Dernière mise à jour : 23 mai 2021


Par Safia Mandi, Yolaine Nkinsi, Nafil Ouchani



Moïra Sauvage, journaliste, essayiste spécialisée dans le droit des femmes, et présidente de multiples réseaux d'associations féministes, raconte avec passion son parcours de féministe et son combat contre l'excision à travers le réseau « Excision Parlons-en ».

Moïra Sauvage/ Crédit: capture d'écran d'une vidéo YouTube, https://youtu.be/r5sIa6i7SSg

« Bonjour ! ». C'est le sourire aux lèvres que Moïra Sauvage installée dans sa cuisine apparaît sur l'écran de la réunion Zoom. Apprêtée mais détendue, elle explique être en plein dans son rôle de grand-mère à garder ses petits-enfants, mais que c'est avec plaisir qu'elle va remplir son rôle de féministe simultanément.


Née d'un révolutionnaire Irlandais, Moïra Sauvage âgée de 68 ans a eu écho de l'importance des luttes sociales et de l'usage de la violence dans celles-ci, de la possibilité d'obtenir des droits grâce au militantisme.
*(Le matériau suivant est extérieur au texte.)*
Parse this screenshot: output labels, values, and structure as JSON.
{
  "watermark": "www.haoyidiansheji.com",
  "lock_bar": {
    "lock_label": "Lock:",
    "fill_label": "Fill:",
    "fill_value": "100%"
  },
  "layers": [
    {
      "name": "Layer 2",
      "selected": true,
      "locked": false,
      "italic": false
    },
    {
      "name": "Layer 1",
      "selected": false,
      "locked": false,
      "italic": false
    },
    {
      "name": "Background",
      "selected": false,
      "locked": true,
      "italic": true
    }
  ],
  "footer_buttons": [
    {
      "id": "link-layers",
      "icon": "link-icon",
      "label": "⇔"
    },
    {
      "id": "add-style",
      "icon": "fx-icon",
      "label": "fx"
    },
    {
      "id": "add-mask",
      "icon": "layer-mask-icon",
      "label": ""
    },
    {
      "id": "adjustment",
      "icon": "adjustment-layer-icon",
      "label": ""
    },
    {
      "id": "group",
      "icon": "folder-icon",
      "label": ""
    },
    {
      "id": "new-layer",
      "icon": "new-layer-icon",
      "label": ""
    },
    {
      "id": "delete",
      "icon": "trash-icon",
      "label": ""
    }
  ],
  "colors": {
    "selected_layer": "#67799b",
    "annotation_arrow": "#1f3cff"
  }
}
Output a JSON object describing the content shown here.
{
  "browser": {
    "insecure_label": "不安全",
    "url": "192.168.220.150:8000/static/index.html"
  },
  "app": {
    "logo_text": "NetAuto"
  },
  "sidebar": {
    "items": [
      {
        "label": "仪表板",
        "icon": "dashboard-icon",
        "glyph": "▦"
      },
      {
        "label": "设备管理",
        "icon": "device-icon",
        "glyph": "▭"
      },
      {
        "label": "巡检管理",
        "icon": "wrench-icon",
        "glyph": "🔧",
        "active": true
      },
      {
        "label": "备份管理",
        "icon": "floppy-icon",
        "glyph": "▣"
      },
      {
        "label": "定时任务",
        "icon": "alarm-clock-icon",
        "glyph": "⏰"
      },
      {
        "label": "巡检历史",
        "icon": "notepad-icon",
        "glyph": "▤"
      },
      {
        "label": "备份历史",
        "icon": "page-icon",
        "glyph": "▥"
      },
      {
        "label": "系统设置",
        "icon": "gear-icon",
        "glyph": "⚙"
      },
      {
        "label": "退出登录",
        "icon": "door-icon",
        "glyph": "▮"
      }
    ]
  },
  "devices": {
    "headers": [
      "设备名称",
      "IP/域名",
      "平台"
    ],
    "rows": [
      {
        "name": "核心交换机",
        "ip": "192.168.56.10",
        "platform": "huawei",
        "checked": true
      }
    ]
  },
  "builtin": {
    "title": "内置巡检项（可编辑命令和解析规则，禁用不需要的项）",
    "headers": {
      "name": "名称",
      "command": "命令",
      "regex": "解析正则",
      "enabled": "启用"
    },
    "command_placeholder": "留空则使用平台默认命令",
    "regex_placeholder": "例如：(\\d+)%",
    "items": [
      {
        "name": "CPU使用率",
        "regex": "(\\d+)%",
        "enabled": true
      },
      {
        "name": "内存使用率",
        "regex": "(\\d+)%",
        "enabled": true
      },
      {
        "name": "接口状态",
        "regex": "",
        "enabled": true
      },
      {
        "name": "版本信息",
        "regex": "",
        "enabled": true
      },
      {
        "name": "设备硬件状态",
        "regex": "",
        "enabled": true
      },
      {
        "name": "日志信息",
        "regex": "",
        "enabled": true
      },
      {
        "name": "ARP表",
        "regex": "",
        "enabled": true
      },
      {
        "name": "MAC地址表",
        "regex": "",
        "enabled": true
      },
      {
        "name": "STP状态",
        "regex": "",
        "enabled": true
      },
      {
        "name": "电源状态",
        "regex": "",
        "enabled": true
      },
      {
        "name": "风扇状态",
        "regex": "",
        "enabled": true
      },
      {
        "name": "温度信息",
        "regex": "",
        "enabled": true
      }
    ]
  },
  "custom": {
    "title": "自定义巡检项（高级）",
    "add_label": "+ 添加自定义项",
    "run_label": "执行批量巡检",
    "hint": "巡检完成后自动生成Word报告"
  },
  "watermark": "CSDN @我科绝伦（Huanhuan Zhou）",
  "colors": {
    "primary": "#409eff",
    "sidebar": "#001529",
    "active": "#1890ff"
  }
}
Ce n’est pourtant pas automatiquement que le combat féministe lui ait venu à l'esprit.



D'où vient cet intérêt pour cette lutte féministe que vous menez maintenant depuis plusieurs décennies ? Diriez-vous que c'était inné ?

« Ah la fameuse question ! C’est une succession de déclics, d'anecdotes, d'interactions qui poussent à la réflexion. L'un des premiers déclics a été provoqué par une question posée en soirée quand j'avais 18 ans. Un jeune homme m'a demandé de citer des noms de femmes philosophes afin de prouver que les femmes pouvaient être philosophes. J'étais incapable de citer ne serait-ce qu'une seule femme. Non pas parce qu'il n'y en existe pas, mais simplement parce qu'elles ne sont pas mises en avant dans les programmes scolaires. C'est là que je me suis rendu compte que quelque chose clochait. Et c'est avec ce type d'épisodes que je me suis intéressé au féminisme. Ensuite j'ai beaucoup voyagé, j'ai découvert ce qu'était la sororité, j'ai fait partie de plusieurs associations et c'est comme ça que tout a commencé ».




Dans votre livre « Guerrières ! À la rencontre du sexe fort », vous parlez de la montée des femmes dans les milieux violents tels que l'armée, les gangs etc. En quoi ce phénomène est une avancée vers l'égalité homme/femme ?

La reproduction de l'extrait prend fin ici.